In the end, Ethereum was hard forked to return the money to the DAO investors. However, some who believed the hard fork violated the immutability principle of blockchain technology decided to stick with the previous version of Ethereum. This resulted in the creation of a new cryptocurrency called Ethereum Classic, in which the theft was left completed. At the time of writing, both Ethereum and Ethereum Classic can be purchased through coin exchanges, though Ethereum currently has 33 times the market cap of Ethereum Classic.
This debacle showed that depending on how blockchain is implemented, the implementors could hard-code a fix to an illegitimate transaction, which gives them excessive control over how the technology is used and runs counter to the ethos of decentralization and immutability.
In the case of illegitimate cryptocurrency transactions, at best, exchanges can refuse to accept funds that were acquired through ill-gotten means. Peer-to-peer transactions with illicitly gained cryptocurrency could be discouraged, but not stopped, because no intermediary is required for a transaction to occur.
Accountability Issue #3: Anonymity and Pseudonymity
Depending on how the blockchain is implemented for a cryptocurrency, it could be relatively easy or nearly impossible to discover the identity of malicious users of the currency.
Bitcoin, the most popular cryptocurrency, was originally promoted as anonymous, since no identification is required to create a Bitcoin address. In practice, Bitcoin only provides psuedonymity due to parameters outside of the blockchain. A Bitcoin address alone is not enough to reveal the identity behind the address, but in concert with other information like an email address or username, the address holder can be identified. Once the connection is made, the user’s entire transaction history is immediately identifiable and available for anyone to see due to Bitcoin’s use of a public ledger.
According to MIT researchers, even with obfuscating techniques, holders of Bitcoin addresses can be identified in 60% of cases, largely due to leaked information from online stores and checkouts.
Accountability Issue #4: Accountability Without a Third Party
In traditional financial systems, third-party regulators police and correct illegitimate transactions. There are no regulators in cryptocurrency; the cryptocurrency itself is supposed to act as the regulating body. Psychologically, are we ready to accept accountability that is enforced by math inside the blockchain? Can we trust the process, so to speak?

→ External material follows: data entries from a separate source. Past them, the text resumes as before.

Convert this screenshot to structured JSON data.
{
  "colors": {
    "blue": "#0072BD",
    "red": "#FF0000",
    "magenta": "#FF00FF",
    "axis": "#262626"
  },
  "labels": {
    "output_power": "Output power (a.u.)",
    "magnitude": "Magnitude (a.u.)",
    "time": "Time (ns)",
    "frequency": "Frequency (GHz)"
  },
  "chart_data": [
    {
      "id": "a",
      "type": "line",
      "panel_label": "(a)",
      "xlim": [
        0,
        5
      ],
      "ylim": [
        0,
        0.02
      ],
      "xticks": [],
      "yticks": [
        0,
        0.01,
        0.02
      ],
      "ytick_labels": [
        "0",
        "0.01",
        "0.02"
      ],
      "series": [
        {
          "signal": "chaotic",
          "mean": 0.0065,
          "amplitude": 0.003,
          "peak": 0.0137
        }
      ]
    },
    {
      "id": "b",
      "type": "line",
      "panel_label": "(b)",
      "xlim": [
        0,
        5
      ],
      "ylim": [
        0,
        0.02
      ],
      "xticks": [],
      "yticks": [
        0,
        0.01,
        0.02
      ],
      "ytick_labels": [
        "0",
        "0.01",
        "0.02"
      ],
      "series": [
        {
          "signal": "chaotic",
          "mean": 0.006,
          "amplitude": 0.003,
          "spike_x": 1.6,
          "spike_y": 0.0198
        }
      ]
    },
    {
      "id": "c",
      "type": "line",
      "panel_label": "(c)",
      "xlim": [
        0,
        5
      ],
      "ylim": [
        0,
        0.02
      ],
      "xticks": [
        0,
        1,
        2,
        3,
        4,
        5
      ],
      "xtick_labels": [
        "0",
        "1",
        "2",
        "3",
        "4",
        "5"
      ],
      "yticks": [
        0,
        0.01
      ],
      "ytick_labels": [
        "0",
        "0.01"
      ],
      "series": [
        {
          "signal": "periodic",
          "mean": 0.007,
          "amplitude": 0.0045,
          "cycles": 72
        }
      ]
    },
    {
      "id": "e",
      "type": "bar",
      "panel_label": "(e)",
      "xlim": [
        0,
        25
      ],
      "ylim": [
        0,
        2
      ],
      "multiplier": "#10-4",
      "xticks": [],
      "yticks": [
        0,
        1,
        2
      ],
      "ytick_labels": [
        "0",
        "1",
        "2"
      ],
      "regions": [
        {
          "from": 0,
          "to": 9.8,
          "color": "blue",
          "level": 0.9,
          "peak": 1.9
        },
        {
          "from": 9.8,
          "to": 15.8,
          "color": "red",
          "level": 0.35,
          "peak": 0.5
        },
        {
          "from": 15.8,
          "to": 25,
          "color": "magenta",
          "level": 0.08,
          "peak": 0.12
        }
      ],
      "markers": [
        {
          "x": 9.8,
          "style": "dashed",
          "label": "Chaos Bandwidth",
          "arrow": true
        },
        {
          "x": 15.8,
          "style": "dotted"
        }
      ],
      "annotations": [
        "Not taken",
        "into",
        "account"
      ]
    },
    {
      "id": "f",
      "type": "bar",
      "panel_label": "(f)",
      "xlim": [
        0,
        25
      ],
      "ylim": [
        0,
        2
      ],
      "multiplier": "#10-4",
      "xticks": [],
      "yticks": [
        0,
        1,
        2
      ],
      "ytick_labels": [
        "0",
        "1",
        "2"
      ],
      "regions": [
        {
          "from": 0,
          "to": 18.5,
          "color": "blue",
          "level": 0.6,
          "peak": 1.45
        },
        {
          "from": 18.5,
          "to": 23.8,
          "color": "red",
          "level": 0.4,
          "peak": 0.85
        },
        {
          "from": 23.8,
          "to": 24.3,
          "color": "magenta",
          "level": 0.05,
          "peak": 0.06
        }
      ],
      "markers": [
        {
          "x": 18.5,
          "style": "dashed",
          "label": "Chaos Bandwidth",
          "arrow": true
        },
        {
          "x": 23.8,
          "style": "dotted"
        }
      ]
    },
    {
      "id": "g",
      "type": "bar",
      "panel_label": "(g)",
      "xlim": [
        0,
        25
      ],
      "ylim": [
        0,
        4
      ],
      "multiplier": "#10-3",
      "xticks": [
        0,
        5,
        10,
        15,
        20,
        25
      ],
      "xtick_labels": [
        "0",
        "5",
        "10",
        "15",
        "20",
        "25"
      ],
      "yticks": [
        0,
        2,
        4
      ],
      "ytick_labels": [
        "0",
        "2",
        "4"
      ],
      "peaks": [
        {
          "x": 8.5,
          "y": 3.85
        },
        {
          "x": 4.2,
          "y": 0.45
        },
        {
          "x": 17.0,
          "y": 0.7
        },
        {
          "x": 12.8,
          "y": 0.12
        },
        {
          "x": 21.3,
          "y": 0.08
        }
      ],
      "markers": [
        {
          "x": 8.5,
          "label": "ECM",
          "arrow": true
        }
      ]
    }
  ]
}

On one hand, in our current system, there is strong distrust of financial institutions due to financial crises and manipulations caused by the institutions themselves. The crypto-curious may favor a system that removes the flawed human element from transactions. Time and money are saved by rendering third parties unnecessary.
On the other hand, even if we trust a third-party-free system, it lives or dies based on secure implementations. For instance, Zcash, a cryptocurrency that was created to provide completely anonymous transactions through its use of zero-knowledge proofs, recently disclosed a “catastrophic” bug that it patched in 2018 that would have allowed infinite counterfeit coins to be introduced into the system. Everything is secure until it isn’t.
No Shortcuts When It Comes to Accountability
The principles behind blockchain—trust, privacy, decentralization, security—are noble, but difficult to achieve, even with strong cryptographic backing. It is up to the blockchain implementors to decide how to handle these issues, and to what extent the implementors, the blockchain itself, or the users will be responsible for them. Accountability in any system is vital, and as blockchain and derived technologies progress and mature, we can expect some expensive growing pains along the way.